The American Civil Liberties Union of Wisconsin would like to send three cheers to the Merrill school board and the Mauston’s school district’s Human Growth and Development Advisory Committee for affirming that fact-based, comprehensive sexuality education should be taught in their local classrooms. The Merrill school board and Mauston’s board committee made decisions that will help young people in their district get the information and life skills they need to make healthy choices throughout their lives.
We look forward to the final approval of comprehensive sexuality education by the Mauston School District on September 20th as well as in the Wonewoc-Center, New Lisbon and Royall schools. These Juneau County schools received a memo from our legal department on Tuesday, September 7th refuting the claims by county district attorney Scott Southworth that teachers who provide a comprehensive human growth and development curriculum at their school could face prosecution.
Everyone can agree that our schools should make sure students get a quality education. After the passage of the Healthy Youth Act this year (find a PDF of the law online), schools will be held to a higher standard for helping young people get the facts about reproduction and health. This standard of instruction is important for the public health of Wisconsin communities, large and small.
Some community members in districts that are currently considering their options in regard to sex ed have expressed concerns with parts of the law that mention non-discrimination against gay, lesbian, bisexual or transgender students and the law’s inclusion of the proper use of contraception. These concerns may be based on misinformation.
The law says that instruction must be non-discriminatory: teachers who use gender-neutral language or who don’t assume that all students in their classrooms are heterosexual are better able to effectively teach everyone in their class. And the proper use of contraception isn’t like a doctor’s visit: students should have basic instruction that is right for their age, that includes why and when people use contraception, and shares the facts about how contraceptive options work.
Parents and schools should remember that opt-out provisions still exist in the Healthy Youth Act.

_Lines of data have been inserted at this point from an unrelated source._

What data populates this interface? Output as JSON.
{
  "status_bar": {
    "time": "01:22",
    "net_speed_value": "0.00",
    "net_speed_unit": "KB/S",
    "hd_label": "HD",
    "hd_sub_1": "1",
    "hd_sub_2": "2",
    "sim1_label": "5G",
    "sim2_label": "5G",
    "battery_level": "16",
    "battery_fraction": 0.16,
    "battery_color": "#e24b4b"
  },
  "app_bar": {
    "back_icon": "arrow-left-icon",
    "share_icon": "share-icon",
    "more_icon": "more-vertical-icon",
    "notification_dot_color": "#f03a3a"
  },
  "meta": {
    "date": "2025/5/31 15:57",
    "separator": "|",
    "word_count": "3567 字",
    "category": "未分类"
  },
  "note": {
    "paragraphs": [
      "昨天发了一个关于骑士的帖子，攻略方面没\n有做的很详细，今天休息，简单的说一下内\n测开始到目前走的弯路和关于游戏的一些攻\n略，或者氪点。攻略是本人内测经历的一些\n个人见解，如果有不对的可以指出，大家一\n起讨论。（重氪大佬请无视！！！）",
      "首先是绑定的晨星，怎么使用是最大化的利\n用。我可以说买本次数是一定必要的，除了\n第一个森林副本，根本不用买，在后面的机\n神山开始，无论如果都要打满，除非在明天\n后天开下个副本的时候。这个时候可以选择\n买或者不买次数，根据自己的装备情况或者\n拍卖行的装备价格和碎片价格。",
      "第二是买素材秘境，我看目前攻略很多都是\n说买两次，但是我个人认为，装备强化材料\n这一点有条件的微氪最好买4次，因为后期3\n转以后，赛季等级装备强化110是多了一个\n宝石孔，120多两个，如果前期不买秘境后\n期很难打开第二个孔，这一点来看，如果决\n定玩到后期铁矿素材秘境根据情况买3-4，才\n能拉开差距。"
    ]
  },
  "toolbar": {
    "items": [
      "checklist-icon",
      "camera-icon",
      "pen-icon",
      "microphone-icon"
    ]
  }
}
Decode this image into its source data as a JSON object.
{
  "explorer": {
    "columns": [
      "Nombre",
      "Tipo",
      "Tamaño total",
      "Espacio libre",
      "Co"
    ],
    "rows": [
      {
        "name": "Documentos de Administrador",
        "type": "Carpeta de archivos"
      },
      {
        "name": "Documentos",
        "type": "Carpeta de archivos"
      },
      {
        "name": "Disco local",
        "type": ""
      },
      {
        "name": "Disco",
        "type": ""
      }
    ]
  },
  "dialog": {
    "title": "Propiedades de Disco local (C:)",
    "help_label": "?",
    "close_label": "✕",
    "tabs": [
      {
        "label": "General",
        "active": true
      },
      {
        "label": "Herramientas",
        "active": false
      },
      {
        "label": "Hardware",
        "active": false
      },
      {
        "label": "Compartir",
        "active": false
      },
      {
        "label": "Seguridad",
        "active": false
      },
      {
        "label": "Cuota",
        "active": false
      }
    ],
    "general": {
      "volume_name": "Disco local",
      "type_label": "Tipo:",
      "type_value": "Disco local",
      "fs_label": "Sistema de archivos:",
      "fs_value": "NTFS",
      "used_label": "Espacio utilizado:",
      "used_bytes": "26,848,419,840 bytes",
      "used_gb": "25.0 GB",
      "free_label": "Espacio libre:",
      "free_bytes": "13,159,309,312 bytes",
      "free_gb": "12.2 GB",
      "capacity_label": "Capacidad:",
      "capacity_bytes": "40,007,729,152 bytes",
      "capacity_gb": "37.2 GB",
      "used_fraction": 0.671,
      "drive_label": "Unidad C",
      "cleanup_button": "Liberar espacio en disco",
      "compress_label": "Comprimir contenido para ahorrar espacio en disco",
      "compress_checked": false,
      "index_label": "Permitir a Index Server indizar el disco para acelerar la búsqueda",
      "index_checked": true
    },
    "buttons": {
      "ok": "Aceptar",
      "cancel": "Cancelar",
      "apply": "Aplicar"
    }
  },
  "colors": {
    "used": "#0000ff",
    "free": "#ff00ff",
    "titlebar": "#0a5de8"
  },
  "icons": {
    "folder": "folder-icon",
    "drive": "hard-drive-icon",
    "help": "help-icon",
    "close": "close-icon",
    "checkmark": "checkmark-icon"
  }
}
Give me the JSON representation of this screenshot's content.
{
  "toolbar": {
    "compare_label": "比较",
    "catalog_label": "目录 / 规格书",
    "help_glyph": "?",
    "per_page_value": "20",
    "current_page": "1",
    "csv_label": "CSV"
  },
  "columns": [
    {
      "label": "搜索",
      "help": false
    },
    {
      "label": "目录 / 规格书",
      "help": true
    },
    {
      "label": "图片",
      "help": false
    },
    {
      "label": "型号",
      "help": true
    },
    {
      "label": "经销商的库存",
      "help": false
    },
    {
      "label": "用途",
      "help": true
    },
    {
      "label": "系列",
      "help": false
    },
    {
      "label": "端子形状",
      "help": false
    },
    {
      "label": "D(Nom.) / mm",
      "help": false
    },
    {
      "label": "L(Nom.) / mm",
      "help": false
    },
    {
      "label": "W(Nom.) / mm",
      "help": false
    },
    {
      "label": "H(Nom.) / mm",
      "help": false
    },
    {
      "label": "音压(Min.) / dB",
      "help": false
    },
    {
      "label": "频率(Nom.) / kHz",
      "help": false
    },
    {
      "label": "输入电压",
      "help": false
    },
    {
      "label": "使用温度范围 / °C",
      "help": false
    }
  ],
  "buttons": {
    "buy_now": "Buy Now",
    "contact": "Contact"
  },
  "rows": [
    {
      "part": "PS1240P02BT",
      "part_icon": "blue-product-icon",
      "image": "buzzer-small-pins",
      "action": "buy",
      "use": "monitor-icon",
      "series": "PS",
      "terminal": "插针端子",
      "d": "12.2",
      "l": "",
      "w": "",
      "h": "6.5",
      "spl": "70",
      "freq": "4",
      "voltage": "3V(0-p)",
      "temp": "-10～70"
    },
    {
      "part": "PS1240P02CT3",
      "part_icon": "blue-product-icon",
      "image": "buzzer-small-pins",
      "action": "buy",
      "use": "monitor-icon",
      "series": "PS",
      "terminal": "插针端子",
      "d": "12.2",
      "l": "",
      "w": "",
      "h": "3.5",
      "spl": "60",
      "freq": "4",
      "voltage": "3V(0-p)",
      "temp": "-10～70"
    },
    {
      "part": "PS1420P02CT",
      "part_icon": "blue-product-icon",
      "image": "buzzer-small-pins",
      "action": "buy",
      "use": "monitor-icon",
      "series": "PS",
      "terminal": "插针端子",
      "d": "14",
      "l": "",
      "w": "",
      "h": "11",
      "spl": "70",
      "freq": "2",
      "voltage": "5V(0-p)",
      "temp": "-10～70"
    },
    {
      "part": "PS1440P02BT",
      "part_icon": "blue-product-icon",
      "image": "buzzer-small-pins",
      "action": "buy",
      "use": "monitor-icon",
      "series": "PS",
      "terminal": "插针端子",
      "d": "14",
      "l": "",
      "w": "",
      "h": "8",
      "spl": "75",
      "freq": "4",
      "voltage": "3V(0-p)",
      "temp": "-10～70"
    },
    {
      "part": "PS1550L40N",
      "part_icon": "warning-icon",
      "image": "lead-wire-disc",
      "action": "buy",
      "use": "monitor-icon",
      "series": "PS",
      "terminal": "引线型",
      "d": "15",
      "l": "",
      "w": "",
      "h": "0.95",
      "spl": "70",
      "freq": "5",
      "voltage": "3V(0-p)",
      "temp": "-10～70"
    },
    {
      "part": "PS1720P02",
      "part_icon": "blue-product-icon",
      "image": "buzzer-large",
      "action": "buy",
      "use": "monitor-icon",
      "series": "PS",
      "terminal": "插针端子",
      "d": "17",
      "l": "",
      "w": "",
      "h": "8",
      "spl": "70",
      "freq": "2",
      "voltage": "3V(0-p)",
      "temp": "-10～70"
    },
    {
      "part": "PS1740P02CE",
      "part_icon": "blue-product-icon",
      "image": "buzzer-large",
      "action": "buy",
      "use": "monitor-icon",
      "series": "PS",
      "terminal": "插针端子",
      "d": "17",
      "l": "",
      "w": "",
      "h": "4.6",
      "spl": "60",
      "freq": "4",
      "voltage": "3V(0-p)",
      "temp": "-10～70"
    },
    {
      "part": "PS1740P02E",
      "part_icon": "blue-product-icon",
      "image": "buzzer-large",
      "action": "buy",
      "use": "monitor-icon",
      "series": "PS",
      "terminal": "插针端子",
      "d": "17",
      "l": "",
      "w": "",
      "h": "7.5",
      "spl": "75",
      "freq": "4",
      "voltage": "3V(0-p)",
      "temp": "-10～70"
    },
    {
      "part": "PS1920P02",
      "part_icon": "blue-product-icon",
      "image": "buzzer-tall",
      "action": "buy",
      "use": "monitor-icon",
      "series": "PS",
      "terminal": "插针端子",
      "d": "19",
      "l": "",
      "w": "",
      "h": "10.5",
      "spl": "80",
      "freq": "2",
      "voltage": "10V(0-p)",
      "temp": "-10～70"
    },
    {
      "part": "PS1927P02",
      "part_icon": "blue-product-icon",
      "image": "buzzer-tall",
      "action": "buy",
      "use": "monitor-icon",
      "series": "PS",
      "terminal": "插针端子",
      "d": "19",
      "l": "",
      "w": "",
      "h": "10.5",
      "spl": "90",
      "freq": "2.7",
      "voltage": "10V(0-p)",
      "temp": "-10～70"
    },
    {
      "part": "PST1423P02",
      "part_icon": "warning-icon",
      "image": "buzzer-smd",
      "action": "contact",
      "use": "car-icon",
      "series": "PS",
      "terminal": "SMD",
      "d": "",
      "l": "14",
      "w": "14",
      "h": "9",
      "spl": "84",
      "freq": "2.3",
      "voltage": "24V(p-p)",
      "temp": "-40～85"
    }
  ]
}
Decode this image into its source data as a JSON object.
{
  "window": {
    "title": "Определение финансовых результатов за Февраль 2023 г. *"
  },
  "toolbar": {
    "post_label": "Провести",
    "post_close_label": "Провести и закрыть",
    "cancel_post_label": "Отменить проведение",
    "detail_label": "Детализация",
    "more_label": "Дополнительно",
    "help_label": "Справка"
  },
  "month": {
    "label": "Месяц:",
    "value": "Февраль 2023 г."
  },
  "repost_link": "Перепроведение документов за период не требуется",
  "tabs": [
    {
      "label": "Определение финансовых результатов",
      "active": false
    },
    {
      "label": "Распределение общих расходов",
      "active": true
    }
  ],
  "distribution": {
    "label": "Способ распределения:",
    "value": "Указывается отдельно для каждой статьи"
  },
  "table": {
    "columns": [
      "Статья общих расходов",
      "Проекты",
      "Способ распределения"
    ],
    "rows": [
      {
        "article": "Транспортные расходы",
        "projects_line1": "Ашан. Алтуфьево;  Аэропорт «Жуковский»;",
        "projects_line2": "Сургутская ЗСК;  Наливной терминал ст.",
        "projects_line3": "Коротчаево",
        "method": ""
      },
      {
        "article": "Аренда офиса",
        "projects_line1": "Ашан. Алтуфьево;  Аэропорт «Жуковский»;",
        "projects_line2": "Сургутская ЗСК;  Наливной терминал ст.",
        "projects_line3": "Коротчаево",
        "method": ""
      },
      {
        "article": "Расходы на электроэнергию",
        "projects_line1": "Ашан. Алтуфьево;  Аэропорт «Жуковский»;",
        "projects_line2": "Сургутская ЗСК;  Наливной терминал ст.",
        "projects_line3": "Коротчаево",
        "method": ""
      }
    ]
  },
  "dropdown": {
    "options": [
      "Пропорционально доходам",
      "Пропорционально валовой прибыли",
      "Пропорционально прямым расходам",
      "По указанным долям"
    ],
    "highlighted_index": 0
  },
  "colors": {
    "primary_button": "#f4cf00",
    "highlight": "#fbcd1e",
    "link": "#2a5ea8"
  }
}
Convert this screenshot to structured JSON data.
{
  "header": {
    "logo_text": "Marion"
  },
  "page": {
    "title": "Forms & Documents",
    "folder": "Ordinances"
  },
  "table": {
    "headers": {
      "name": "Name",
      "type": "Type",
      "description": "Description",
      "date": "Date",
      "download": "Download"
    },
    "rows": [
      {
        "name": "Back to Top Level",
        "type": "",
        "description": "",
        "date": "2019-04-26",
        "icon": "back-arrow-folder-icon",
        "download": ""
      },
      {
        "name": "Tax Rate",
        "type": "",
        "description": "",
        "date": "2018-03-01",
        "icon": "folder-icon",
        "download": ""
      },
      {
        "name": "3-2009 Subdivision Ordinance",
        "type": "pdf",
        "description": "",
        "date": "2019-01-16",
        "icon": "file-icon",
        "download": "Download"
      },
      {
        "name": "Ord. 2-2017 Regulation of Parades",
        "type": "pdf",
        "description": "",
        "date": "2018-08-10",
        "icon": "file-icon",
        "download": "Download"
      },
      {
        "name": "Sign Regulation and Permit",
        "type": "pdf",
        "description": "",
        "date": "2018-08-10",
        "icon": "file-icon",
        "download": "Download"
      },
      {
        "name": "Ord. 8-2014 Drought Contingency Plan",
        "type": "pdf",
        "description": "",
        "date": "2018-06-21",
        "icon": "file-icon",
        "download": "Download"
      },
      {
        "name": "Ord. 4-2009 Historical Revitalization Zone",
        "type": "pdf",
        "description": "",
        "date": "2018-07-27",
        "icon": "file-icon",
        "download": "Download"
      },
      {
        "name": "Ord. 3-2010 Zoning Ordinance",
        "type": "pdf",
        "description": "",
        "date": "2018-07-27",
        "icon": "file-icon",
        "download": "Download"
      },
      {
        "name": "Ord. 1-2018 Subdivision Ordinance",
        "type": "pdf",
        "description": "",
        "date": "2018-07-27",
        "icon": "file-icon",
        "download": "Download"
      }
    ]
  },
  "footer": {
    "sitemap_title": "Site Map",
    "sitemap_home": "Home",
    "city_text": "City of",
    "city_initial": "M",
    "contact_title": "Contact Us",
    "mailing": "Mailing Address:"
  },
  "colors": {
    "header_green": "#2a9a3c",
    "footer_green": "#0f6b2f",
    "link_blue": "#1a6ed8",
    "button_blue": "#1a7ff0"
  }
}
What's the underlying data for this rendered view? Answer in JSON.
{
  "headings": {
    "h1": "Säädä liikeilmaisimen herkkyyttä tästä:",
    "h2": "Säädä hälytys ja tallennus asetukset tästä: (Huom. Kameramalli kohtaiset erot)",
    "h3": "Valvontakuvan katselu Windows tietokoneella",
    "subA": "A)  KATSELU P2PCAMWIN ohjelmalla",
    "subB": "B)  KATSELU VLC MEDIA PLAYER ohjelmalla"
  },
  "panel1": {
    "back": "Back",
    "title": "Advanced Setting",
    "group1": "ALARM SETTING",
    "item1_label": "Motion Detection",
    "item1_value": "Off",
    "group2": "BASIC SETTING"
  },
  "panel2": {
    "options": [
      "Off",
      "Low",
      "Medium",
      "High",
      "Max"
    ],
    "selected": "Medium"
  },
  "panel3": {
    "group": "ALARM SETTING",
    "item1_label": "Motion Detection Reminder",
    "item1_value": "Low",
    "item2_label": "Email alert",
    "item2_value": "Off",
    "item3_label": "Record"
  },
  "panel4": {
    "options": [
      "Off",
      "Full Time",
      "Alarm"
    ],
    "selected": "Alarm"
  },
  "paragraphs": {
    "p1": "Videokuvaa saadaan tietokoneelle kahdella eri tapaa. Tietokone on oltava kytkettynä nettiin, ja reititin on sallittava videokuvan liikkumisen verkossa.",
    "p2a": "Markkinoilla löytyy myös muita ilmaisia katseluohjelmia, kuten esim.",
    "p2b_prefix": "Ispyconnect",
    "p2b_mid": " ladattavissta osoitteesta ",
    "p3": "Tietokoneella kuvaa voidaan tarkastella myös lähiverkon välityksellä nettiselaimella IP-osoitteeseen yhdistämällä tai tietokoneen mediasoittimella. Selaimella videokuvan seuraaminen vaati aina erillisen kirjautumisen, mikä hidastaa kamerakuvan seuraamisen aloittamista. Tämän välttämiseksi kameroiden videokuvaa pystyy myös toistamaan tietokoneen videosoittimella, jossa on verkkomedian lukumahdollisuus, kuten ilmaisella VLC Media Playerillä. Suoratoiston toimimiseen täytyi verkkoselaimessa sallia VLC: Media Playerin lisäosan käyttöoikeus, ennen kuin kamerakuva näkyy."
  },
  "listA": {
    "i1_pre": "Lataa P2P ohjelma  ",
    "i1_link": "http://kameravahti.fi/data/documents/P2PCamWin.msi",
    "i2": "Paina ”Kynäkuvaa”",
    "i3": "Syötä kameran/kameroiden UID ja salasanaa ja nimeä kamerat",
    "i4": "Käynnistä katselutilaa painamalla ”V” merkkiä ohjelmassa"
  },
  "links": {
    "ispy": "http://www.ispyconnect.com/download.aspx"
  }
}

Parents who do not want their children to learn about contraception have the right to review the curriculum and work with their school to make alternate arrangements for their student. Schools should provide an adequate alternative lesson plan that ensures that the student will be treated with equality, dignity and respect for non-participation on that day.
Schools that have not yet confirmed that they will be teaching sex ed with a comprehensive, fact-based model have until September 30th to let parents know what will be taught. The Department of Public Instruction has excellent resources for administrators and parents who want to understand what the new law means for their local schools. The ACLU of Wisconsin also has resources on our youth rights issue page for parents to learn about what questions they have the right to ask about sex ed in their schools and for individuals who want to ensure that all students have access to comprehensive sex ed.